Sanola now, once rich in wild life, game and fresh water now has none. The displaced Barabaig herders with the expanding livestock numbers have completely taken over the water resource. The river a bit like lake Eyasi is in the main dried out, during the dry season. The Barabaig have erected small dams and water traps for their livestock, creating the same polluted water, not fit of human consumption, found at Nut//ko. FPCN finds this quite intolerable because it is not even a short term solution. FPCN asked and explained to the Barabaig that this can not continue. It is feared though that more than requests will be needed to persuade them to use only some of the available water holes. Methods of persuasion will be discussed, agreed upon and action taken.

FPCN says "We were all so alarmed to discover that these small communities had become so dispossessed by the ever increasing encroachment of the Barabaig settlers and cattle, onto their homeland. But the Barabaig are not the only intruders, the Maasai were also bringing more and more cattle into the region as a result of their expulsion from the Ngorongoro crater, to make way for a dollar earning national park".

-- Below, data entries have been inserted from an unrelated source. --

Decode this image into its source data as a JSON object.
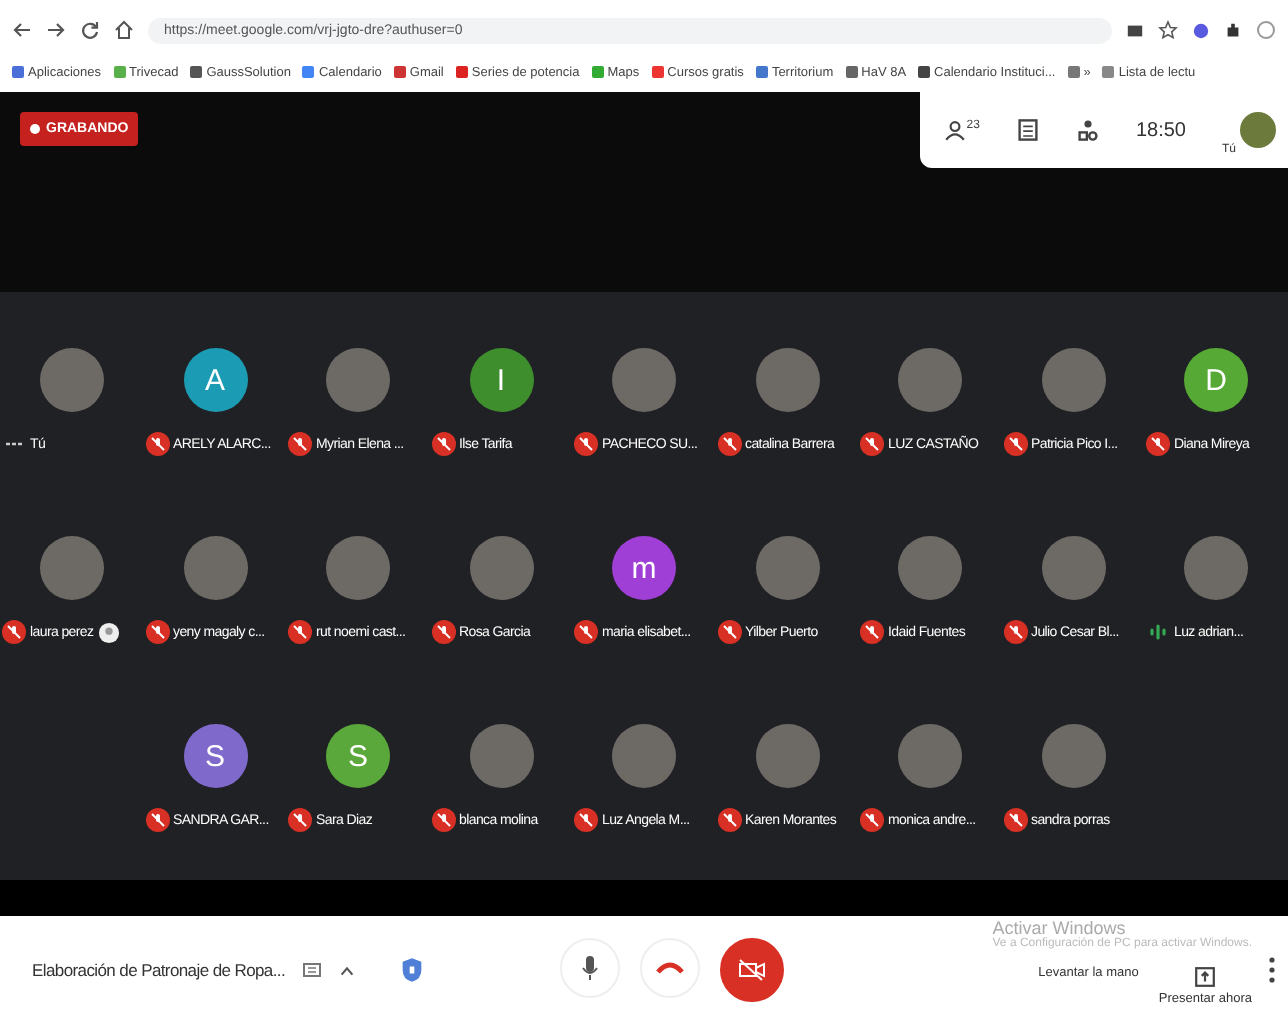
{
  "browser": {
    "url": "https://meet.google.com/vrj-jgto-dre?authuser=0",
    "bookmarks": [
      "Aplicaciones",
      "Trivecad",
      "GaussSolution",
      "Calendario",
      "Gmail",
      "Series de potencia",
      "Maps",
      "Cursos gratis",
      "Territorium",
      "HaV 8A",
      "Calendario Instituci...",
      "»",
      "Lista de lectu"
    ]
  },
  "recording": {
    "label": "GRABANDO"
  },
  "top_panel": {
    "participant_count": "23",
    "time": "18:50",
    "self_label": "Tú"
  },
  "participant_rows": [
    [
      {
        "name": "Tú",
        "avatar": {
          "kind": "photo"
        },
        "mic": {
          "kind": "menu"
        },
        "has_badge": false
      },
      {
        "name": "ARELY ALARC...",
        "avatar": {
          "kind": "letter",
          "letter": "A",
          "color": "#1b9bb4"
        },
        "mic": {
          "kind": "muted"
        },
        "has_badge": false
      },
      {
        "name": "Myrian Elena ...",
        "avatar": {
          "kind": "photo"
        },
        "mic": {
          "kind": "muted"
        },
        "has_badge": false
      },
      {
        "name": "Ilse Tarifa",
        "avatar": {
          "kind": "letter",
          "letter": "I",
          "color": "#3f8e2e"
        },
        "mic": {
          "kind": "muted"
        },
        "has_badge": false
      },
      {
        "name": "PACHECO SU...",
        "avatar": {
          "kind": "photo"
        },
        "mic": {
          "kind": "muted"
        },
        "has_badge": false
      },
      {
        "name": "catalina Barrera",
        "avatar": {
          "kind": "photo"
        },
        "mic": {
          "kind": "muted"
        },
        "has_badge": false
      },
      {
        "name": "LUZ CASTAÑO",
        "avatar": {
          "kind": "photo"
        },
        "mic": {
          "kind": "muted"
        },
        "has_badge": false
      },
      {
        "name": "Patricia Pico I...",
        "avatar": {
          "kind": "photo"
        },
        "mic": {
          "kind": "muted"
        },
        "has_badge": false
      },
      {
        "name": "Diana Mireya",
        "avatar": {
          "kind": "letter",
          "letter": "D",
          "color": "#56a934"
        },
        "mic": {
          "kind": "muted"
        },
        "has_badge": false
      }
    ],
    [
      {
        "name": "laura perez",
        "avatar": {
          "kind": "photo"
        },
        "mic": {
          "kind": "muted"
        },
        "has_badge": true
      },
      {
        "name": "yeny magaly c...",
        "avatar": {
          "kind": "photo"
        },
        "mic": {
          "kind": "muted"
        },
        "has_badge": false
      },
      {
        "name": "rut noemi cast...",
        "avatar": {
          "kind": "photo"
        },
        "mic": {
          "kind": "muted"
        },
        "has_badge": false
      },
      {
        "name": "Rosa Garcia",
        "avatar": {
          "kind": "photo"
        },
        "mic": {
          "kind": "muted"
        },
        "has_badge": false
      },
      {
        "name": "maria elisabet...",
        "avatar": {
          "kind": "letter",
          "letter": "m",
          "color": "#a03fd6"
        },
        "mic": {
          "kind": "muted"
        },
        "has_badge": false
      },
      {
        "name": "Yilber Puerto",
        "avatar": {
          "kind": "photo"
        },
        "mic": {
          "kind": "muted"
        },
        "has_badge": false
      },
      {
        "name": "Idaid Fuentes",
        "avatar": {
          "kind": "photo"
        },
        "mic": {
          "kind": "muted"
        },
        "has_badge": false
      },
      {
        "name": "Julio Cesar Bl...",
        "avatar": {
          "kind": "photo"
        },
        "mic": {
          "kind": "muted"
        },
        "has_badge": false
      },
      {
        "name": "Luz adrian...",
        "avatar": {
          "kind": "photo"
        },
        "mic": {
          "kind": "speaking"
        },
        "has_badge": false
      }
    ],
    [
      {
        "name": "SANDRA GAR...",
        "avatar": {
          "kind": "letter",
          "letter": "S",
          "color": "#7f6acb"
        },
        "mic": {
          "kind": "muted"
        },
        "has_badge": false
      },
      {
        "name": "Sara Diaz",
        "avatar": {
          "kind": "letter",
          "letter": "S",
          "color": "#5aa83b"
        },
        "mic": {
          "kind": "muted"
        },
        "has_badge": false
      },
      {
        "name": "blanca molina",
        "avatar": {
          "kind": "photo"
        },
        "mic": {
          "kind": "muted"
        },
        "has_badge": false
      },
      {
        "name": "Luz Angela M...",
        "avatar": {
          "kind": "photo"
        },
        "mic": {
          "kind": "muted"
        },
        "has_badge": false
      },
      {
        "name": "Karen Morantes",
        "avatar": {
          "kind": "photo"
        },
        "mic": {
          "kind": "muted"
        },
        "has_badge": false
      },
      {
        "name": "monica andre...",
        "avatar": {
          "kind": "photo"
        },
        "mic": {
          "kind": "muted"
        },
        "has_badge": false
      },
      {
        "name": "sandra porras",
        "avatar": {
          "kind": "photo"
        },
        "mic": {
          "kind": "muted"
        },
        "has_badge": false
      }
    ]
  ],
  "bottom_bar": {
    "meeting_title": "Elaboración de Patronaje de Ropa...",
    "raise_hand": "Levantar la mano",
    "present": "Presentar ahora"
  },
  "activation_notice": {
    "title": "Activar Windows",
    "text": "Ve a Configuración de PC para activar Windows."
  }
}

The overall effect has been so devastating that the game the Hadzabe were dependant on have all but been decimated or moved off. Add to this the adverse effects on the few water holes, infected with amoebas by the cattle and you are left with a population worm infested and dependant on berries for their moisture and nourishment. The net effects were clear in the blown up stomachs and infections suffered by the children.

Is it therefore the underlying policy of the Tanzania government to only allow wild animals to be kept inside the national parks ? Rather than they feeding her people, she can profit from the tourist dollar. In the meantime, if your not contributing in some way to the countries economy, producing something for export, you deserve nothing more than, the right, to die in silence. Tanzania this is the impression you have left me with. I do hope that I am wrong.

In conclusion; it is the opinion of FPCN International that the biggest single detrimental affect that is dispossessing the Hadzabe of their livelihoods and homelands is the western worlds model of nation building, with its universally adopted legal system. Readers are asked to contribute to FPCN's petition to the Tanzania government. Hopefully then they will begin to see the value they have in their cultural heritage, before it is to late.

FPCN asks all interested groups and individuals to write to all mentioned in this report and ask them how their conscience is and whether they are interested in the survival of this culture and community.